The case underlines why US officials have shifted from treating the North Korean IT-worker problem as a sanctions issue alone to framing it as a corporate-security and national-security threat. Prosecutors said workers placed through the scheme gained access to sensitive employer data and source code, including export-controlled technical information governed by International Traffic in Arms Regulations at a California defence contractor developing artificial-intelligence-based equipment. The unauthorised access to those files took place between January and April 2024, according to the department.
That broader threat picture has been building for months. Reuters reported in May 2024 that federal prosecutors had described a separate North Korea-linked network infiltrating more than 300 US firms, including banks and Fortune 500 companies, while using stolen identities and US-based laptop farms to conceal the workers’ true locations. The State Department said at the time that one such scheme had generated at least $6.8 million, and prosecutors warned that some attempts had also targeted US government agencies.

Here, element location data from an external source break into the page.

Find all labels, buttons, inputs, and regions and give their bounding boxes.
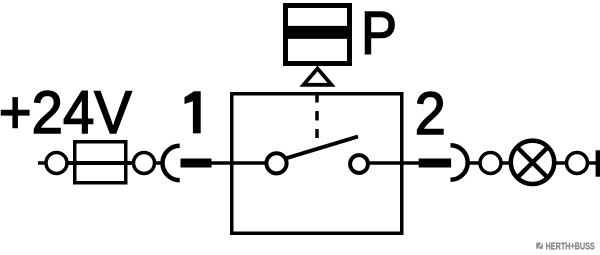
switch contact left: [266, 153, 286, 173]
wire into box left: [154, 161, 163, 165]
connector female arc left: [163, 146, 180, 180]
svg-text:HERTH+BUSS: HERTH+BUSS: [546, 240, 595, 251]
fuse F1: [75, 142, 126, 183]
connector female arc right: [451, 145, 468, 179]
logo icon slash: [537, 242, 543, 249]
connector male pin 2: [419, 159, 451, 168]
dashed actuator line: [315, 93, 319, 138]
wire left stub: [38, 161, 47, 165]
wire fuse-through: [66, 161, 135, 165]
lamp E1 circle: [511, 141, 554, 184]
wire to ground bar: [588, 161, 597, 165]
wire arc to circle: [468, 161, 481, 165]
switch contact right: [350, 155, 368, 173]
ground terminal bar: [596, 150, 600, 176]
svg-text:2: 2: [415, 80, 446, 147]
label 1: [185, 91, 201, 133]
wire out of box right: [402, 161, 420, 165]
terminal circle left: [46, 153, 67, 174]
wire lamp to circle: [555, 161, 567, 165]
connector male pin 1: [181, 159, 212, 168]
pressure symbol band: [286, 26, 350, 39]
connector circle after fuse: [134, 153, 155, 174]
switch body box: [232, 94, 402, 234]
terminal circle right: [567, 153, 588, 174]
svg-text:+24V: +24V: [0, 79, 132, 146]
lamp cross stroke 1: [517, 147, 548, 178]
wire inside box right: [368, 161, 401, 165]
lamp cross stroke 2: [517, 147, 548, 178]
pressure actuator triangle: [304, 69, 332, 85]
pressure symbol body: [286, 6, 350, 64]
wire circle to lamp: [501, 161, 512, 165]
logo icon square: [536, 243, 543, 249]
svg-text:P: P: [361, 0, 397, 67]
switch lever: [287, 137, 358, 159]
logo HERTH+BUSS: [536, 240, 595, 251]
connector circle right: [480, 153, 501, 174]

Since then, the crackdown has accelerated. A January 2025 Justice Department indictment described North Korean IT workers as part of a years-long plot to evade sanctions and raise money for the regime, while a July 2025 sentencing in Arizona sent Christina Marie Chapman to prison for more than eight years over a separate scheme that authorities said touched more than 300 companies and generated more than $17 million. Federal officials announced in November 2025 that the cases were being pursued under a joint National Security Division and FBI effort aimed at domestic enablers of North Korean revenue generation.
Treasury has also tightened financial pressure. On 12 March 2026, the Office of Foreign Assets Control sanctioned six individuals and two entities over state-directed North Korean IT-worker fraud, saying such operations generated nearly $800 million in 2024 to support weapons of mass destruction programmes. That figure suggests the laptop-farm cases reaching US courts may represent only one slice of a much larger transnational financing system that blends identity theft, fake corporate fronts, remote work platforms and, increasingly, cryptocurrency channels.